Prekäre Kindheit

Unser Land ist nicht nur das Bundesland mit der höchsten Kinderarmut unter den Flächenländern, sondern auch arm an Kindern. Gab es 1991 noch 493.300 Kinder unter 18 Jahren in Mecklenburg-Vorpommern, so waren es 2014 gerade noch 228.300. Je Familie sind das 1,48 Kinder. Das ist selbst im kinderarmen Deutschland wenig. Die Vergleichszahl in der BRD ist 1,61 und in den neuen Ländern 1,52 Kinder pro Familie.

Dieser Mangel an Kindern hat konkrete Ursachen
Nicht der mangelnde Kinderwunsch oder ein gelegentlich beschworener Wertewandel sind der Grund.
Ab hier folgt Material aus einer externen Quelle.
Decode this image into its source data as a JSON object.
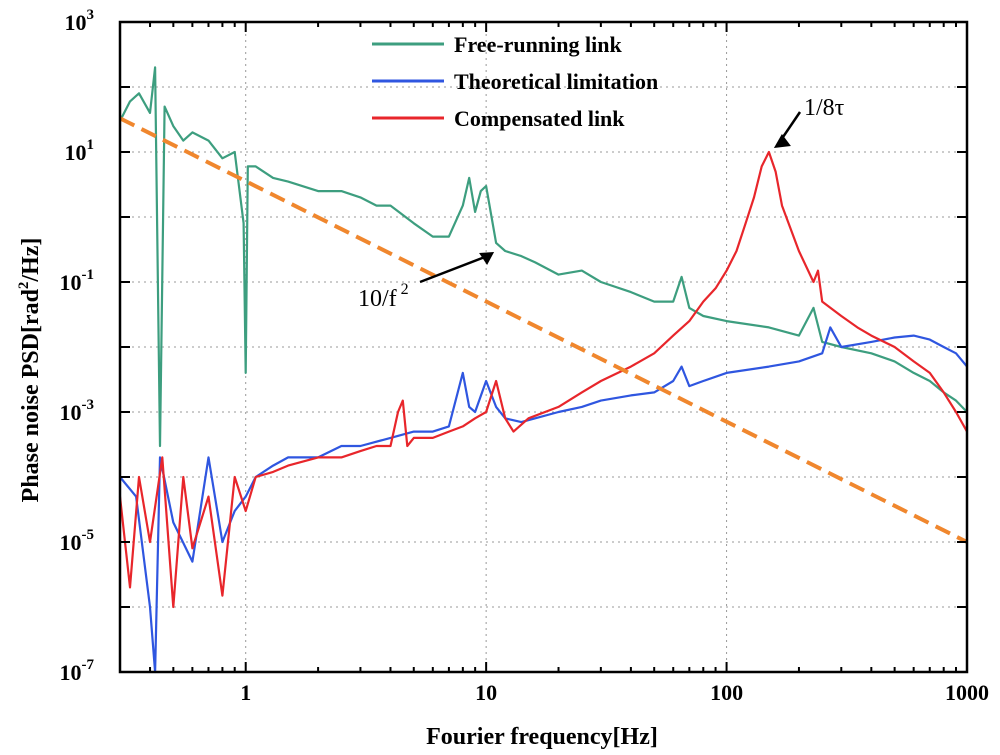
{
  "chart_data": {
    "type": "line",
    "xlabel": "Fourier frequency[Hz]",
    "ylabel_parts": [
      "Phase noise PSD[rad",
      "2",
      "/Hz]"
    ],
    "x_scale": "log",
    "y_scale": "log",
    "xlim": [
      0.3,
      1000
    ],
    "ylim": [
      1e-07,
      1000
    ],
    "x_ticks": [
      {
        "value": 1,
        "label": "1"
      },
      {
        "value": 10,
        "label": "10"
      },
      {
        "value": 100,
        "label": "100"
      },
      {
        "value": 1000,
        "label": "1000"
      }
    ],
    "y_ticks": [
      {
        "value": 1e-07,
        "base": "10",
        "exp": "-7"
      },
      {
        "value": 1e-05,
        "base": "10",
        "exp": "-5"
      },
      {
        "value": 0.001,
        "base": "10",
        "exp": "-3"
      },
      {
        "value": 0.1,
        "base": "10",
        "exp": "-1"
      },
      {
        "value": 10,
        "base": "10",
        "exp": "1"
      },
      {
        "value": 1000,
        "base": "10",
        "exp": "3"
      }
    ],
    "grid": "dotted",
    "legend_position": "top-center",
    "series": [
      {
        "name": "Free-running link",
        "color": "#3d9e7f",
        "x": [
          0.3,
          0.33,
          0.36,
          0.4,
          0.42,
          0.44,
          0.46,
          0.5,
          0.55,
          0.6,
          0.7,
          0.8,
          0.9,
          0.98,
          1.0,
          1.02,
          1.1,
          1.3,
          1.5,
          2.0,
          2.5,
          3.0,
          3.5,
          4.0,
          5.0,
          6.0,
          7.0,
          8.0,
          8.5,
          9.0,
          9.5,
          10.0,
          11.0,
          12.0,
          14.0,
          16.0,
          20.0,
          25.0,
          30.0,
          40.0,
          50.0,
          60.0,
          65.0,
          70.0,
          80.0,
          100.0,
          150.0,
          200.0,
          230.0,
          250.0,
          300.0,
          400.0,
          500.0,
          600.0,
          700.0,
          800.0,
          900.0,
          1000.0
        ],
        "y": [
          30,
          60,
          80,
          40,
          200,
          0.0003,
          50,
          25,
          15,
          20,
          15,
          8,
          10,
          0.8,
          0.004,
          6,
          6,
          4,
          3.5,
          2.5,
          2.5,
          2,
          1.5,
          1.5,
          0.8,
          0.5,
          0.5,
          1.5,
          4,
          1.2,
          2.5,
          3,
          0.4,
          0.3,
          0.25,
          0.2,
          0.13,
          0.15,
          0.1,
          0.07,
          0.05,
          0.05,
          0.12,
          0.04,
          0.03,
          0.025,
          0.02,
          0.015,
          0.04,
          0.012,
          0.01,
          0.008,
          0.006,
          0.004,
          0.003,
          0.002,
          0.0015,
          0.001
        ]
      },
      {
        "name": "Theoretical limitation",
        "color": "#2f56e0",
        "x": [
          0.3,
          0.35,
          0.4,
          0.42,
          0.44,
          0.5,
          0.6,
          0.7,
          0.8,
          0.9,
          1.0,
          1.1,
          1.3,
          1.5,
          2.0,
          2.5,
          3.0,
          4.0,
          5.0,
          6.0,
          7.0,
          8.0,
          8.5,
          9.0,
          10.0,
          11.0,
          12.0,
          14.0,
          16.0,
          20.0,
          25.0,
          30.0,
          40.0,
          50.0,
          60.0,
          65.0,
          70.0,
          80.0,
          100.0,
          150.0,
          200.0,
          250.0,
          270.0,
          300.0,
          400.0,
          500.0,
          600.0,
          700.0,
          800.0,
          900.0,
          1000.0
        ],
        "y": [
          0.0001,
          5e-05,
          1e-06,
          1e-07,
          0.0002,
          2e-05,
          5e-06,
          0.0002,
          1e-05,
          3e-05,
          5e-05,
          0.0001,
          0.00015,
          0.0002,
          0.0002,
          0.0003,
          0.0003,
          0.0004,
          0.0005,
          0.0005,
          0.0006,
          0.004,
          0.0012,
          0.001,
          0.003,
          0.0012,
          0.0008,
          0.0007,
          0.0008,
          0.001,
          0.0012,
          0.0015,
          0.0018,
          0.002,
          0.003,
          0.005,
          0.0025,
          0.003,
          0.004,
          0.005,
          0.006,
          0.008,
          0.02,
          0.01,
          0.012,
          0.014,
          0.015,
          0.013,
          0.01,
          0.008,
          0.005
        ]
      },
      {
        "name": "Compensated link",
        "color": "#e8262b",
        "x": [
          0.3,
          0.33,
          0.36,
          0.4,
          0.45,
          0.5,
          0.55,
          0.6,
          0.7,
          0.8,
          0.9,
          1.0,
          1.1,
          1.3,
          1.5,
          2.0,
          2.5,
          3.0,
          3.5,
          4.0,
          4.3,
          4.5,
          4.7,
          5.0,
          6.0,
          7.0,
          8.0,
          9.0,
          10.0,
          11.0,
          12.0,
          13.0,
          15.0,
          20.0,
          25.0,
          30.0,
          40.0,
          50.0,
          60.0,
          70.0,
          80.0,
          90.0,
          100.0,
          110.0,
          120.0,
          130.0,
          140.0,
          150.0,
          160.0,
          170.0,
          200.0,
          230.0,
          240.0,
          250.0,
          300.0,
          350.0,
          400.0,
          500.0,
          600.0,
          700.0,
          800.0,
          900.0,
          1000.0
        ],
        "y": [
          5e-05,
          2e-06,
          0.0001,
          1e-05,
          0.0002,
          1e-06,
          0.0001,
          8e-06,
          5e-05,
          1.5e-06,
          0.0001,
          3e-05,
          0.0001,
          0.00012,
          0.00015,
          0.0002,
          0.0002,
          0.00025,
          0.0003,
          0.0003,
          0.001,
          0.0015,
          0.0003,
          0.0004,
          0.0004,
          0.0005,
          0.0006,
          0.0008,
          0.001,
          0.003,
          0.0008,
          0.0005,
          0.0008,
          0.0012,
          0.002,
          0.003,
          0.005,
          0.008,
          0.015,
          0.025,
          0.05,
          0.08,
          0.15,
          0.3,
          0.8,
          2,
          6,
          10,
          5,
          1.5,
          0.3,
          0.1,
          0.15,
          0.05,
          0.03,
          0.02,
          0.015,
          0.01,
          0.006,
          0.004,
          0.002,
          0.001,
          0.0005
        ]
      },
      {
        "name": "",
        "style": "dashed",
        "color": "#f0872e",
        "x": [
          0.3,
          1000
        ],
        "y": [
          33,
          1e-05
        ]
      }
    ],
    "annotations": [
      {
        "key": "a1",
        "text": "1/8τ",
        "x": 150,
        "y": 10
      },
      {
        "key": "a2",
        "text": "10/f",
        "sup": "2",
        "x": 11,
        "y": 0.3
      }
    ]
  }
}
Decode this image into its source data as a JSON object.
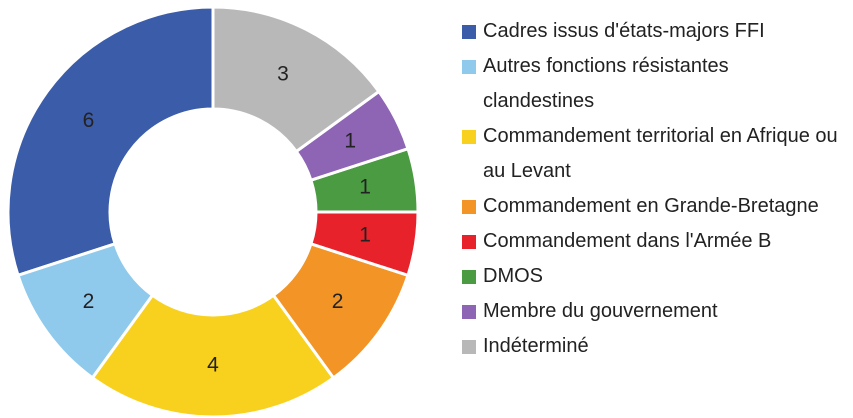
{
  "chart_data": {
    "type": "donut",
    "categories": [
      "Cadres issus d'états-majors FFI",
      "Autres fonctions résistantes clandestines",
      "Commandement territorial en Afrique ou au Levant",
      "Commandement en Grande-Bretagne",
      "Commandement dans l'Armée B",
      "DMOS",
      "Membre du gouvernement",
      "Indéterminé"
    ],
    "values": [
      6,
      2,
      4,
      2,
      1,
      1,
      1,
      3
    ],
    "colors": [
      "#3b5ca9",
      "#8fc9ec",
      "#f8d11f",
      "#f29426",
      "#e8222b",
      "#4b9b43",
      "#8e64b5",
      "#b8b8b8"
    ],
    "legend": "right"
  }
}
Auch die Betreuungsangebote für Kinder sind zwar unzureichend, aber nicht schlechter als in anderen Bundesländern. Es sind eindeutig ökonomische Bedingungen die dazu führen, dass sich viele Familien gegen Kinder entscheiden. Kinder sind gerade in unserem Land ein hohes Armutsrisiko und für Alleinerziehende fast schon eine Armutsgarantie.

Warum ist unser Bundesland Schlusslicht?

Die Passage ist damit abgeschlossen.